Almost any non-interactive program may be used as a qef back-end. As such qef has been used for a wide range of applications, not just software construction (e.g., driving empire). Using standard tools (e.g., make, sh, tar, rdist) is not uncommon. In some instances programs have been created to be used as qef back-end for a single application. However, three programs (qsh, mimk, and qmk), were created to be general purpose qef back-ends and one of them is used in most directories.
qsh is just a much reduced shell command interpreter, with features to control command echo and exit on failure. It also monitors the qef halt file so as to stop processing when required. qsh is used when the required constructions are unconditional or can be selected by the script generator (i.e., make would just get in the way).
MIMK and QMK
For the first 4 years, qef used make as its primary back-end, but that caused a number of problems. make is not standard (implementations vary greatly); does not provide the required consistency mechanisms; does not provide some of the required semantics such as monitoring the qef halt file; and cannot run recipes in parallel.

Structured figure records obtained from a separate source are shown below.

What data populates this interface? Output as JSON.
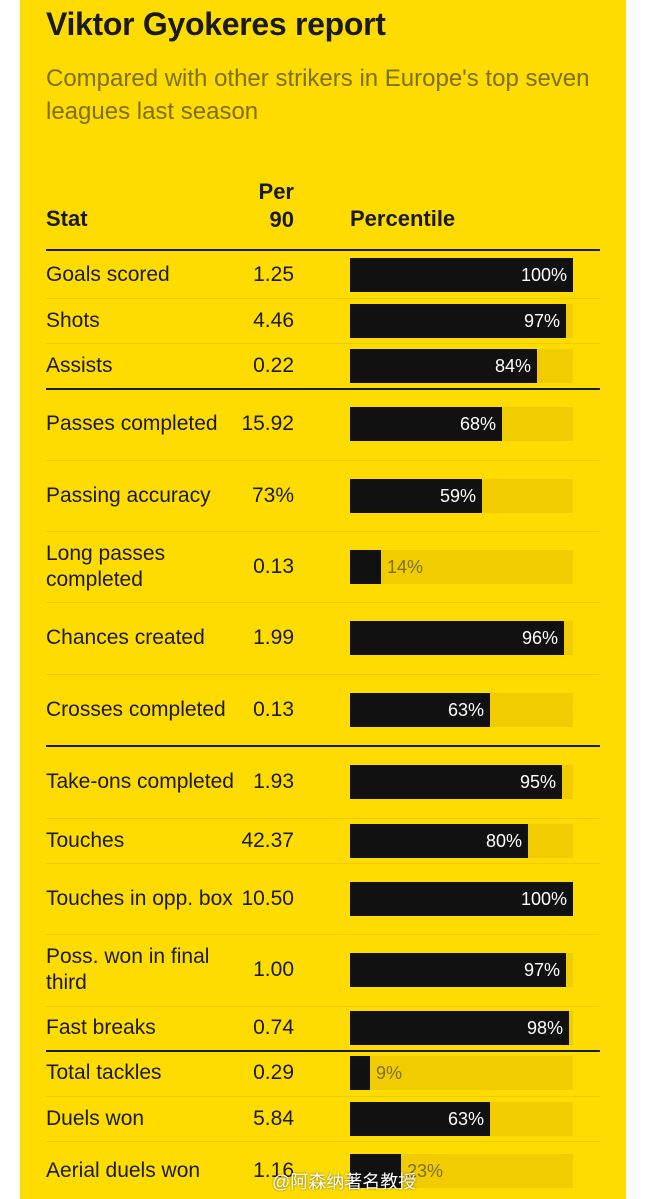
{
  "chart_data": {
    "type": "bar",
    "title": "Viktor Gyokeres report",
    "subtitle": "Compared with other strikers in Europe's top seven leagues last season",
    "columns": {
      "stat": "Stat",
      "per90_line1": "Per",
      "per90_line2": "90",
      "percentile": "Percentile"
    },
    "xlim": [
      0,
      100
    ],
    "groups_end_after": [
      2,
      7,
      12
    ],
    "rows": [
      {
        "stat": "Goals scored",
        "per90": "1.25",
        "percentile": 100,
        "percentile_label": "100%"
      },
      {
        "stat": "Shots",
        "per90": "4.46",
        "percentile": 97,
        "percentile_label": "97%"
      },
      {
        "stat": "Assists",
        "per90": "0.22",
        "percentile": 84,
        "percentile_label": "84%"
      },
      {
        "stat": "Passes completed",
        "per90": "15.92",
        "percentile": 68,
        "percentile_label": "68%"
      },
      {
        "stat": "Passing accuracy",
        "per90": "73%",
        "percentile": 59,
        "percentile_label": "59%"
      },
      {
        "stat": "Long passes completed",
        "per90": "0.13",
        "percentile": 14,
        "percentile_label": "14%"
      },
      {
        "stat": "Chances created",
        "per90": "1.99",
        "percentile": 96,
        "percentile_label": "96%"
      },
      {
        "stat": "Crosses completed",
        "per90": "0.13",
        "percentile": 63,
        "percentile_label": "63%"
      },
      {
        "stat": "Take-ons completed",
        "per90": "1.93",
        "percentile": 95,
        "percentile_label": "95%"
      },
      {
        "stat": "Touches",
        "per90": "42.37",
        "percentile": 80,
        "percentile_label": "80%"
      },
      {
        "stat": "Touches in opp. box",
        "per90": "10.50",
        "percentile": 100,
        "percentile_label": "100%"
      },
      {
        "stat": "Poss. won in final third",
        "per90": "1.00",
        "percentile": 97,
        "percentile_label": "97%"
      },
      {
        "stat": "Fast breaks",
        "per90": "0.74",
        "percentile": 98,
        "percentile_label": "98%"
      },
      {
        "stat": "Total tackles",
        "per90": "0.29",
        "percentile": 9,
        "percentile_label": "9%"
      },
      {
        "stat": "Duels won",
        "per90": "5.84",
        "percentile": 63,
        "percentile_label": "63%"
      },
      {
        "stat": "Aerial duels won",
        "per90": "1.16",
        "percentile": 23,
        "percentile_label": "23%"
      }
    ],
    "colors": {
      "background": "#ffdc00",
      "bar": "#111111",
      "track": "#f0cc00",
      "text": "#1a1a1a",
      "muted": "#7d6f12"
    }
  },
  "watermark": "@阿森纳著名教授"
}
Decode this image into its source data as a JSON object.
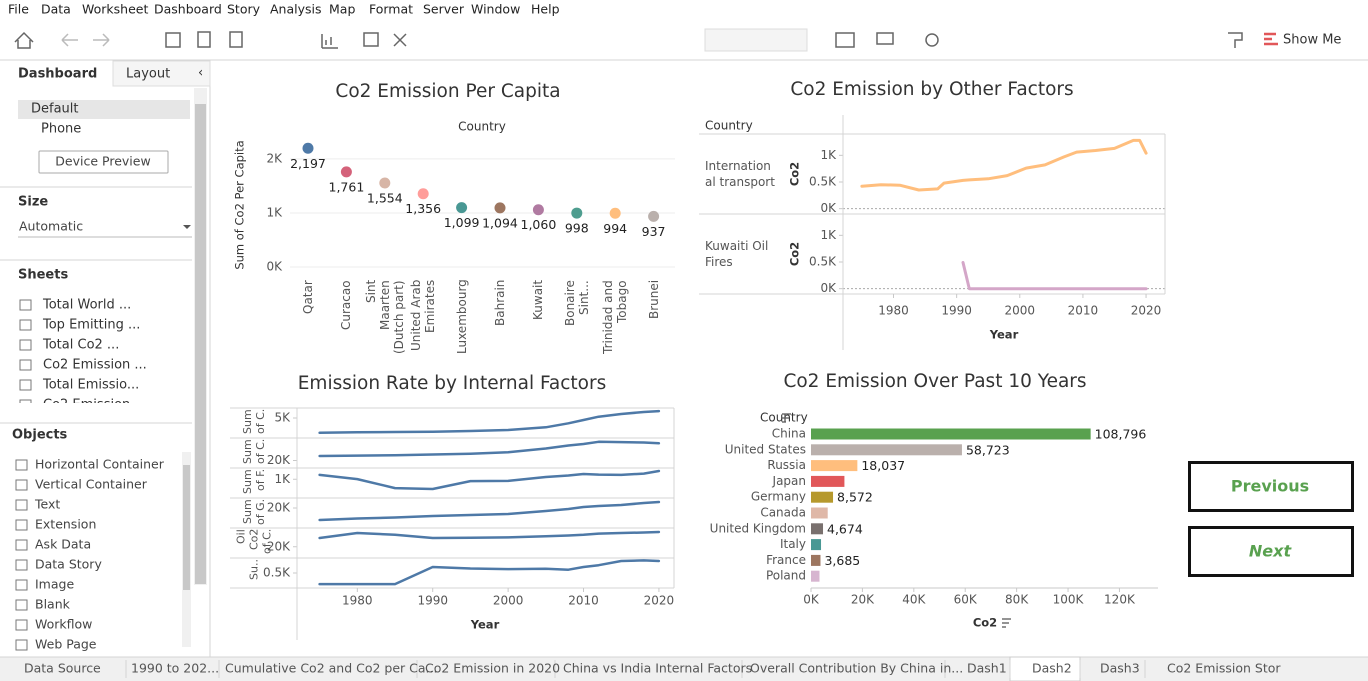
{
  "menu": [
    "File",
    "Data",
    "Worksheet",
    "Dashboard",
    "Story",
    "Analysis",
    "Map",
    "Format",
    "Server",
    "Window",
    "Help"
  ],
  "toolbar": {
    "show_me": "Show Me"
  },
  "sidebar": {
    "tabs": [
      "Dashboard",
      "Layout"
    ],
    "devices": [
      "Default",
      "Phone"
    ],
    "device_preview": "Device Preview",
    "size_title": "Size",
    "size_value": "Automatic",
    "sheets_title": "Sheets",
    "sheets": [
      "Total World ...",
      "Top Emitting ...",
      "Total Co2 ...",
      "Co2 Emission ...",
      "Total Emissio...",
      "Co2 Emission"
    ],
    "objects_title": "Objects",
    "objects": [
      "Horizontal Container",
      "Vertical Container",
      "Text",
      "Extension",
      "Ask Data",
      "Data Story",
      "Image",
      "Blank",
      "Workflow",
      "Web Page"
    ]
  },
  "chart_data": [
    {
      "type": "dot",
      "title": "Co2 Emission Per Capita",
      "header": "Country",
      "y_label": "Sum of Co2 Per Capita",
      "categories": [
        "Qatar",
        "Curacao",
        "Sint Maarten (Dutch part)",
        "United Arab Emirates",
        "Luxembourg",
        "Bahrain",
        "Kuwait",
        "Bonaire Sint...",
        "Trinidad and Tobago",
        "Brunei"
      ],
      "values": [
        2197,
        1761,
        1554,
        1356,
        1099,
        1094,
        1060,
        998,
        994,
        937
      ],
      "value_labels": [
        "2,197",
        "1,761",
        "1,554",
        "1,356",
        "1,099",
        "1,094",
        "1,060",
        "998",
        "994",
        "937"
      ],
      "colors": [
        "#4e79a7",
        "#d4627a",
        "#d7b5a6",
        "#ff9d9a",
        "#499894",
        "#9d7660",
        "#b07aa1",
        "#4e9d8f",
        "#ffbe7d",
        "#bab0ac"
      ],
      "ylim": [
        0,
        2350
      ],
      "yticks": [
        {
          "value": 0,
          "label": "0K"
        },
        {
          "value": 1000,
          "label": "1K"
        },
        {
          "value": 2000,
          "label": "2K"
        }
      ],
      "grid": true
    },
    {
      "type": "line",
      "title": "Co2 Emission by Other Factors",
      "row_header": "Country",
      "y_label": "Co2",
      "x_label": "Year",
      "x": [
        1975,
        1978,
        1981,
        1984,
        1987,
        1988,
        1991,
        1992,
        1995,
        1998,
        2001,
        2004,
        2007,
        2009,
        2012,
        2015,
        2018,
        2019,
        2020
      ],
      "xlim": [
        1972,
        2023
      ],
      "xticks": [
        1980,
        1990,
        2000,
        2010,
        2020
      ],
      "ylim": [
        -100,
        1400
      ],
      "yticks": [
        {
          "value": 0,
          "label": "0K"
        },
        {
          "value": 500,
          "label": "0.5K"
        },
        {
          "value": 1000,
          "label": "1K"
        }
      ],
      "series": [
        {
          "name": "International transport",
          "color": "#ffbe7d",
          "values": [
            420,
            450,
            440,
            350,
            370,
            480,
            530,
            540,
            560,
            620,
            760,
            820,
            970,
            1060,
            1090,
            1130,
            1280,
            1280,
            1040
          ]
        },
        {
          "name": "Kuwaiti Oil Fires",
          "color": "#d4a6c8",
          "values": [
            null,
            null,
            null,
            null,
            null,
            null,
            490,
            0,
            0,
            0,
            0,
            0,
            0,
            0,
            0,
            0,
            0,
            0,
            0
          ]
        }
      ]
    },
    {
      "type": "line",
      "title": "Emission Rate by Internal Factors",
      "x_label": "Year",
      "x": [
        1975,
        1980,
        1985,
        1990,
        1995,
        2000,
        2005,
        2008,
        2010,
        2012,
        2015,
        2018,
        2020
      ],
      "xlim": [
        1972,
        2022
      ],
      "xticks": [
        1980,
        1990,
        2000,
        2010,
        2020
      ],
      "series": [
        {
          "name": "Sum of C.",
          "color": "#4e79a7",
          "ylim": [
            2000,
            6500
          ],
          "yticks": [
            {
              "value": 5000,
              "label": "5K"
            }
          ],
          "values": [
            2780,
            2850,
            2900,
            2950,
            3050,
            3200,
            3600,
            4200,
            4700,
            5200,
            5600,
            5900,
            6030
          ]
        },
        {
          "name": "Sum of C.",
          "color": "#4e79a7",
          "ylim": [
            15000,
            35000
          ],
          "yticks": [
            {
              "value": 20000,
              "label": "20K"
            }
          ],
          "values": [
            23000,
            23300,
            23500,
            24000,
            24500,
            25500,
            28000,
            30000,
            31000,
            32500,
            32300,
            32000,
            31500
          ]
        },
        {
          "name": "Sum of F.",
          "color": "#4e79a7",
          "ylim": [
            0,
            1600
          ],
          "yticks": [
            {
              "value": 1000,
              "label": "1K"
            }
          ],
          "values": [
            1230,
            1010,
            530,
            480,
            900,
            910,
            1120,
            1200,
            1280,
            1250,
            1230,
            1300,
            1440
          ]
        },
        {
          "name": "Sum of G.",
          "color": "#4e79a7",
          "ylim": [
            0,
            30000
          ],
          "yticks": [
            {
              "value": 20000,
              "label": "20K"
            }
          ],
          "values": [
            8000,
            9500,
            10500,
            12000,
            13000,
            14000,
            17000,
            19000,
            21000,
            22000,
            23000,
            25000,
            26000
          ]
        },
        {
          "name": "Oil Co2 of C.",
          "color": "#4e79a7",
          "ylim": [
            5000,
            45000
          ],
          "yticks": [
            {
              "value": 20000,
              "label": "20K"
            }
          ],
          "values": [
            31700,
            38300,
            36000,
            31700,
            32000,
            32500,
            34000,
            35000,
            36000,
            37500,
            38300,
            39000,
            39700
          ]
        },
        {
          "name": "Su..",
          "color": "#4e79a7",
          "ylim": [
            0,
            1000
          ],
          "yticks": [
            {
              "value": 500,
              "label": "0.5K"
            }
          ],
          "values": [
            130,
            130,
            130,
            700,
            650,
            630,
            640,
            610,
            700,
            760,
            900,
            920,
            900
          ]
        }
      ]
    },
    {
      "type": "bar",
      "title": "Co2 Emission Over Past 10 Years",
      "header": "Country",
      "x_label": "Co2",
      "categories": [
        "China",
        "United States",
        "Russia",
        "Japan",
        "Germany",
        "Canada",
        "United Kingdom",
        "Italy",
        "France",
        "Poland"
      ],
      "values": [
        108796,
        58723,
        18037,
        13000,
        8572,
        6500,
        4674,
        3900,
        3685,
        3300
      ],
      "value_labels": [
        "108,796",
        "58,723",
        "18,037",
        null,
        "8,572",
        null,
        "4,674",
        null,
        "3,685",
        null
      ],
      "colors": [
        "#59a14f",
        "#bab0ac",
        "#ffbe7d",
        "#e15759",
        "#b6992d",
        "#dfb8a8",
        "#79706e",
        "#499894",
        "#9d7660",
        "#d7b5d0"
      ],
      "xlim": [
        0,
        135000
      ],
      "xticks": [
        {
          "value": 0,
          "label": "0K"
        },
        {
          "value": 20000,
          "label": "20K"
        },
        {
          "value": 40000,
          "label": "40K"
        },
        {
          "value": 60000,
          "label": "60K"
        },
        {
          "value": 80000,
          "label": "80K"
        },
        {
          "value": 100000,
          "label": "100K"
        },
        {
          "value": 120000,
          "label": "120K"
        }
      ]
    }
  ],
  "buttons": [
    "Previous",
    "Next"
  ],
  "tabs": [
    "Data Source",
    "1990 to 202...",
    "Cumulative Co2 and Co2 per Ca...",
    "Co2 Emission in 2020",
    "China vs India Internal Factors",
    "Overall Contribution  By China in...",
    "Dash1",
    "Dash2",
    "Dash3",
    "Co2 Emission Stor"
  ]
}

mimk was dev eloped in the mid-80s to be the qef's engine of consistency. mimk is based on make with extensions to provide recipe and dependency attributes, improved consistency checking and parallel recipe executions. mimk was designed to be a back-end for qef. As such it does not need some of make's facilities. It does not have suffix rules -- the script generators provide complete recipes. It does not have variables -- qefpp does it all.
However, mimk has its own limitations and is being replaced by qmk. qmk is make/mimk-like in purpose. However, its syntax has been extended to provide for extended control and attribute semantics and easier generation by qsg. The major reason for its creation is to provide an improved consistency checker and lazy dynamic dependency list generation.